In Part 2 of this six-part series on CrossFit’s definition of fitness, Seminar Staff Head Trainer Jenn Hunter-Marshall breaks down CrossFit’s third fitness standard: the three metabolic pathways.
“The pathways are just your body’s metabolic engines; they’re the things that drive or fuel the activities that we may be doing,” Hunter-Marshall says.
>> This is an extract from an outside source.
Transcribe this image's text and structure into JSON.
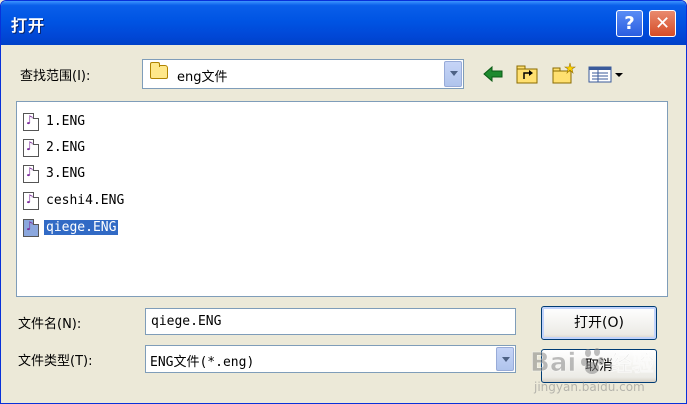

These “metabolic engines” are known as the phosphagen (or phosphocreatine) pathway, the glycolytic (or lactate) pathway and the oxidative (or aerobic) pathway. The first, the phosphagen, dominates the highest-powered activities, those that last less than about 10 seconds. The second pathway, the glycolytic, dominates moderate-powered activities, those that last up to several minutes. The third pathway, the oxidative, dominates low-powered activities, those that last in excess of several minutes.
“The three engines are all running at the same time,” Hunter-Marshall explains. “But one is dominant, depending on the activity.”
In CrossFit, we want to train all three engines or pathways without overly emphasizing one at the expense of the others.
Total fitness, the fitness CrossFit promotes and develops, requires competency and training in each of these three pathways or engines. Balancing the effects of these three pathways largely determines the how and why of the metabolic conditioning or “cardio” we do in CrossFit workouts.
“He or she is fittest that’s best balanced across those three metabolic pathways,” Hunter-Marshall says.